I praise the editor Matt Morgan, a Bronze Star decorated veteran from  the Afghan war, for publishing my chapter in the same volume as Mr Dershowitz. In my chapter, I am quite harsh of Mr Dershowitz’s vilification campaign against Norman Finkelstein and amazingly he contributes a chapter on the issue of deterrence v. prevention in dealing with so-called “terrorists” or are they anti-imperial, anti-Zionist freedom fighters? In any event I had often wondered whether Mr Dershowitz would publicly attempt to prevent my publication or take his marbles and go home and not write his chapter. I am sure he is aware of my blogging during the  Finkelstein persecution for controversial ideas inquisition which disgraced DePaul University and the academic profession with such an unseemly persecution of a person’s scholarship.

One of Mr Dershowitz’s friends is an Israeli professor, convicted of libel in another case, whom I have tangled with due to his unprofessional, cowardly and despicable uncivil charges against American professors whom he disagrees with. The authors of this book were well aware of the entire volume as we were given proofs of the entire work.
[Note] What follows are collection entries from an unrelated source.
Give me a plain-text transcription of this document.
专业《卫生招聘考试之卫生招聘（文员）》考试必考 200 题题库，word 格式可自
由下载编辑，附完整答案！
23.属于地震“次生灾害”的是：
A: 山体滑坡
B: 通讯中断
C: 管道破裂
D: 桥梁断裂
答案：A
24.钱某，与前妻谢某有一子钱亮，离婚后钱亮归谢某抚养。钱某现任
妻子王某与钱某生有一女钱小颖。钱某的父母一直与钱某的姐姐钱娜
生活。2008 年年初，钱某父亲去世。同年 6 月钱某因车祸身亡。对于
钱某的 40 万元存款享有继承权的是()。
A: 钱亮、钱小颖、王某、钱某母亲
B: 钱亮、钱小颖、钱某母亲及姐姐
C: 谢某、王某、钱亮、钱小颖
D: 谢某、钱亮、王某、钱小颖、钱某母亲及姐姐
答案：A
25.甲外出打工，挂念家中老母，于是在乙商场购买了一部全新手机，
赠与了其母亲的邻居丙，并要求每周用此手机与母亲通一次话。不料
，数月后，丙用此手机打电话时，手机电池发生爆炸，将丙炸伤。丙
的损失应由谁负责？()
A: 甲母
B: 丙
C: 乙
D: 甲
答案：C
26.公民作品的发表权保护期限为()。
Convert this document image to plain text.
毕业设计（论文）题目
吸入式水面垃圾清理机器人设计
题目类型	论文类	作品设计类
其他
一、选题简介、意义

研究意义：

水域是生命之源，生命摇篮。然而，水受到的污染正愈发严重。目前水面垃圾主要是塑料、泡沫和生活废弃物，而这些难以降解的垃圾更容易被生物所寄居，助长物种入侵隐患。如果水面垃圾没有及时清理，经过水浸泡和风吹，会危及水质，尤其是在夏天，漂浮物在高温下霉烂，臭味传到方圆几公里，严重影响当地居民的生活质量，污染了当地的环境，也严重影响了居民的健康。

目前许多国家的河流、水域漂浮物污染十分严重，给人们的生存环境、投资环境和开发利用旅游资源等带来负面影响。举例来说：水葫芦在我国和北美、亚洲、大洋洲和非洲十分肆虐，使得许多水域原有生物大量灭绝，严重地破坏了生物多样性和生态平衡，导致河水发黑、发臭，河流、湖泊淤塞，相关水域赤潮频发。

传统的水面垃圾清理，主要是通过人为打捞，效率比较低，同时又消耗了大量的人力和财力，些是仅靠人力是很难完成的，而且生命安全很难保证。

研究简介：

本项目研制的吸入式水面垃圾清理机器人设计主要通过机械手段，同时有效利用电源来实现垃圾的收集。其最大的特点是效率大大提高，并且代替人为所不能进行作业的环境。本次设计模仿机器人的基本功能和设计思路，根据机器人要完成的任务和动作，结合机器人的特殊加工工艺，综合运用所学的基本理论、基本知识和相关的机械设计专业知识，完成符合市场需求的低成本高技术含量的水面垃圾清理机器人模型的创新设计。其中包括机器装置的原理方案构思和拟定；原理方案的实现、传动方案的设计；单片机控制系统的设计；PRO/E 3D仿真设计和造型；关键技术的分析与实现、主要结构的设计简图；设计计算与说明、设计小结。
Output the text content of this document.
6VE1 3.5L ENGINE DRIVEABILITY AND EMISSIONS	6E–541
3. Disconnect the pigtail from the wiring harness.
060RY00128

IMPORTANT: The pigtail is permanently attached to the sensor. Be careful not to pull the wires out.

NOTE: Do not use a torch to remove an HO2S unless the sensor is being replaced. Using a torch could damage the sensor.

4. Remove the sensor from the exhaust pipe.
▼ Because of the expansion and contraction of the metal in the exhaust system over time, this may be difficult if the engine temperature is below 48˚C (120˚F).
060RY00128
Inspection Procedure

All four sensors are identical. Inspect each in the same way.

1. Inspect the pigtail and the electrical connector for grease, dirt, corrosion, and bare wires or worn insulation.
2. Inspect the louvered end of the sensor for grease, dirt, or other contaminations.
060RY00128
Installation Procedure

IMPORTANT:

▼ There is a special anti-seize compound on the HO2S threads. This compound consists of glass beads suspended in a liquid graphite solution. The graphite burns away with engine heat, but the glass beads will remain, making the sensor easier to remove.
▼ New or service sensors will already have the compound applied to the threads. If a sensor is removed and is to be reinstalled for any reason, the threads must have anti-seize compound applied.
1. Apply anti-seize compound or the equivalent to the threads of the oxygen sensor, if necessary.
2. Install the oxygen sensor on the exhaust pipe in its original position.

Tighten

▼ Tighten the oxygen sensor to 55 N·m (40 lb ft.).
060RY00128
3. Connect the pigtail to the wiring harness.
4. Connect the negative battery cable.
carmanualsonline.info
While Mr Dershowitz appealed unsuccessfully to the Terminator, California Republican Governor  Arnold Schwarzenegger, to censor Dr Finkelstein’s, Beyond Chutzpah which was published by the University of California Press. such action was not replicated in my case. Of course, he might not know who I am but I imagine he does and at least was intriqued by the chapter’s title.  He may have read it and read about himself prominently displayed as an antagonist and enemy of academic freedom. Perhaps he realized that a public display of censorious angst would have been indefensible but I will stop speculating and merely confess to a delicious irony to be included in the same anthology as the Frankfurter Professor of Law. Perhaps Mr Dershowitz should acquaint himself more fully with his endowed provenance. I quote Justice Felix Frankfurter’s academic-freedom affirmation opinion in the landmark Sweezy v New Hampshire (1957) case. Unfortunately the person who benefits from all the lavish splendours of a Harvard-endowed chair is the antithesis of academic freedom, fairness and frankly basic decency.